The festival has taken on a distinctly Arab flavour. Iraqi singer Kadhim al-Sahir is performing on July 23. Lebanese composer, oud-player and singer Marcel Khalife performs on the closing night. All that is fitting, says Jumblatt, barely months after Syrian troops ended their 29-year presence in Lebanon.


Held in Baalbek, a stronghold of the Shi’ite Muslim Hizbollah group, Lebanon’s oldest festival was frozen during much of the war. Its founder May Arida, said it was more vital to host the concerts this year, despite the turmoil, than ever.

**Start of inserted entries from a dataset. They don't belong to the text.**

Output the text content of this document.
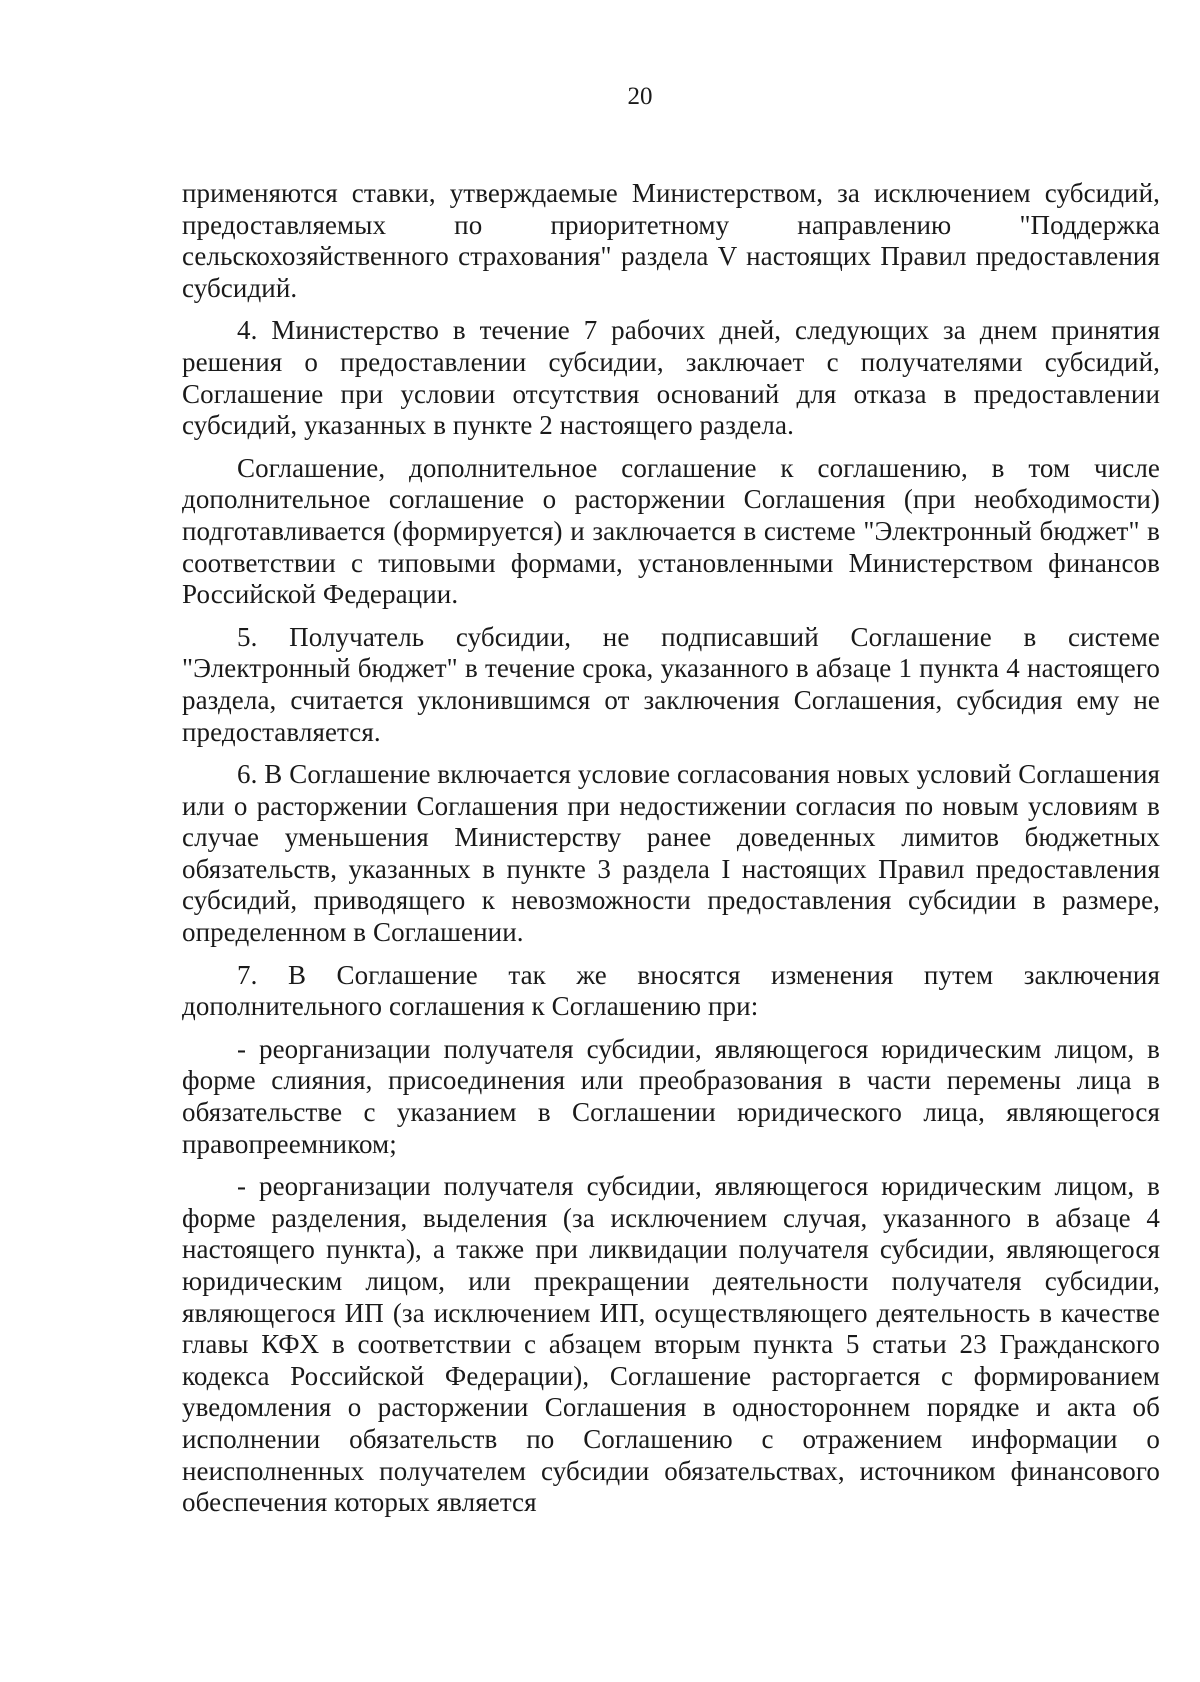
20

применяются ставки, утверждаемые Министерством, за исключением субсидий, предоставляемых по приоритетному направлению "Поддержка сельскохозяйственного страхования" раздела V настоящих Правил предоставления субсидий.

4. Министерство в течение 7 рабочих дней, следующих за днем принятия решения о предоставлении субсидии, заключает с получателями субсидий, Соглашение при условии отсутствия оснований для отказа в предоставлении субсидий, указанных в пункте 2 настоящего раздела.

Соглашение, дополнительное соглашение к соглашению, в том числе дополнительное соглашение о расторжении Соглашения (при необходимости) подготавливается (формируется) и заключается в системе "Электронный бюджет" в соответствии с типовыми формами, установленными Министерством финансов Российской Федерации.

5. Получатель субсидии, не подписавший Соглашение в системе "Электронный бюджет" в течение срока, указанного в абзаце 1 пункта 4 настоящего раздела, считается уклонившимся от заключения Соглашения, субсидия ему не предоставляется.

6. В Соглашение включается условие согласования новых условий Соглашения или о расторжении Соглашения при недостижении согласия по новым условиям в случае уменьшения Министерству ранее доведенных лимитов бюджетных обязательств, указанных в пункте 3 раздела I настоящих Правил предоставления субсидий, приводящего к невозможности предоставления субсидии в размере, определенном в Соглашении.

7. В Соглашение так же вносятся изменения путем заключения дополнительного соглашения к Соглашению при:

- реорганизации получателя субсидии, являющегося юридическим лицом, в форме слияния, присоединения или преобразования в части перемены лица в обязательстве с указанием в Соглашении юридического лица, являющегося правопреемником;

- реорганизации получателя субсидии, являющегося юридическим лицом, в форме разделения, выделения (за исключением случая, указанного в абзаце 4 настоящего пункта), а также при ликвидации получателя субсидии, являющегося юридическим лицом, или прекращении деятельности получателя субсидии, являющегося ИП (за исключением ИП, осуществляющего деятельность в качестве главы КФХ в соответствии с абзацем вторым пункта 5 статьи 23 Гражданского кодекса Российской Федерации), Соглашение расторгается с формированием уведомления о расторжении Соглашения в одностороннем порядке и акта об исполнении обязательств по Соглашению с отражением информации о неисполненных получателем субсидии обязательствах, источником финансового обеспечения которых является
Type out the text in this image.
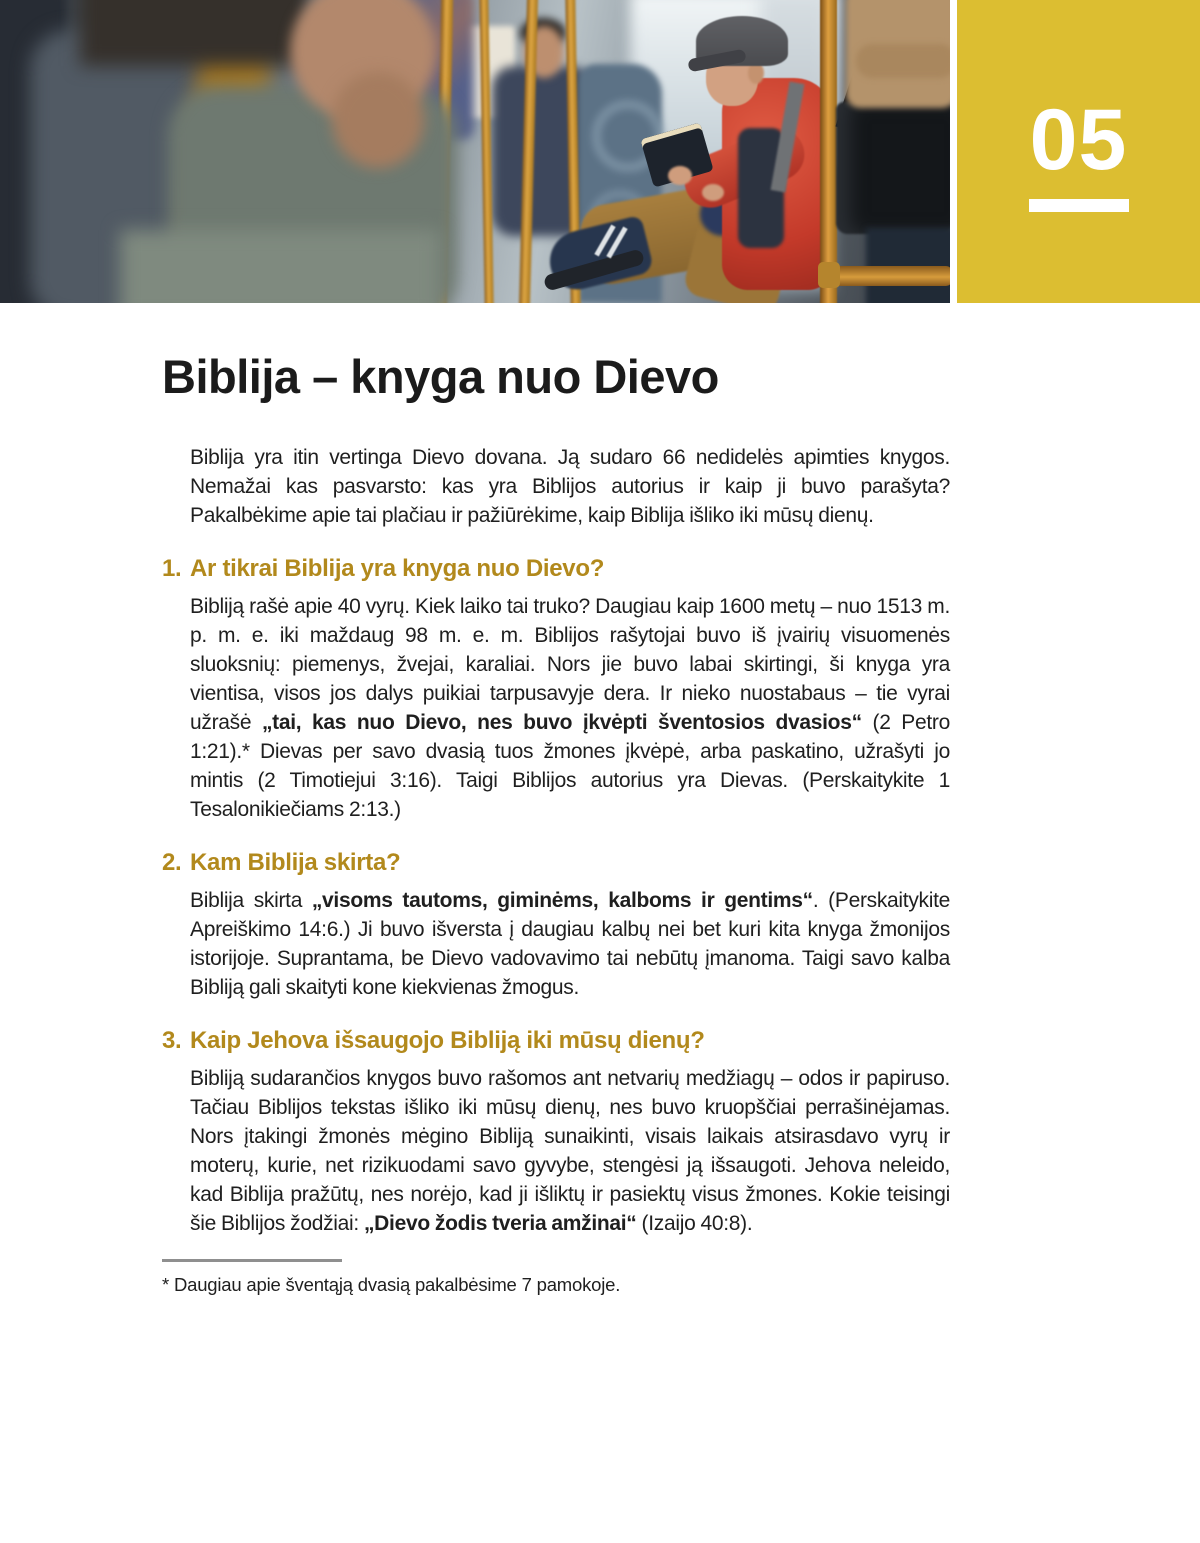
05
Biblija – knyga nuo Dievo

Biblija yra itin vertinga Dievo dovana. Ją sudaro 66 nedidelės apimties knygos. Nemažai kas pasvarsto: kas yra Biblijos autorius ir kaip ji buvo parašyta? Pakalbėkime apie tai plačiau ir pažiūrėkime, kaip Biblija išliko iki mūsų dienų.

1. Ar tikrai Biblija yra knyga nuo Dievo?

Bibliją rašė apie 40 vyrų. Kiek laiko tai truko? Daugiau kaip 1600 metų – nuo 1513 m. p. m. e. iki maždaug 98 m. e. m. Biblijos rašytojai buvo iš įvairių visuomenės sluoksnių: piemenys, žvejai, karaliai. Nors jie buvo labai skirtingi, ši knyga yra vientisa, visos jos dalys puikiai tarpusavyje dera. Ir nieko nuostabaus – tie vyrai užrašė „tai, kas nuo Dievo, nes buvo įkvėpti šventosios dvasios“ (2 Petro 1:21).* Dievas per savo dvasią tuos žmones įkvėpė, arba paskatino, užrašyti jo mintis (2 Timotiejui 3:16). Taigi Biblijos autorius yra Dievas. (Perskaitykite 1 Tesalonikiečiams 2:13.)

2. Kam Biblija skirta?

Biblija skirta „visoms tautoms, giminėms, kalboms ir gentims“. (Perskaitykite Apreiškimo 14:6.) Ji buvo išversta į daugiau kalbų nei bet kuri kita knyga žmonijos istorijoje. Suprantama, be Dievo vadovavimo tai nebūtų įmanoma. Taigi savo kalba Bibliją gali skaityti kone kiekvienas žmogus.

3. Kaip Jehova išsaugojo Bibliją iki mūsų dienų?

Bibliją sudarančios knygos buvo rašomos ant netvarių medžiagų – odos ir papiruso. Tačiau Biblijos tekstas išliko iki mūsų dienų, nes buvo kruopščiai perrašinėjamas. Nors įtakingi žmonės mėgino Bibliją sunaikinti, visais laikais atsirasdavo vyrų ir moterų, kurie, net rizikuodami savo gyvybe, stengėsi ją išsaugoti. Jehova neleido, kad Biblija pražūtų, nes norėjo, kad ji išliktų ir pasiektų visus žmones. Kokie teisingi šie Biblijos žodžiai: „Dievo žodis tveria amžinai“ (Izaijo 40:8).

* Daugiau apie šventąją dvasią pakalbėsime 7 pamokoje.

“I could not shut down the festival because this would have damaged Lebanon’s reputation,” said Arida, who founded the Baalbek International Festival during Lebanon’s heyday in 1955. “Our program has not changed. No one canceled and nor did we.”

A few years back, Sting played amid the majestic yellow pillars of Baalbek, once the Roman City of the Sun. This year, it opens with Flying Flames, a musical dance show incorporating trapeze and acrobatics.

But amid the killings that have rocked the country, Baalbek will not be celebrating its golden jubilee this summer, Arida said. It postponed its 50th anniversary party until next year.

Tickets are selling, but few expect the concerts to attract as many Arab fans from around the region or Lebanese expatriates.

“It is our duty more than ever to hold the festivals because sadly all people abroad hear about Lebanon is fear and assassinations so we must show our civilized, cultured face,” Jumblatt said.

“We hope nothing else happens, but that is out of our hands.”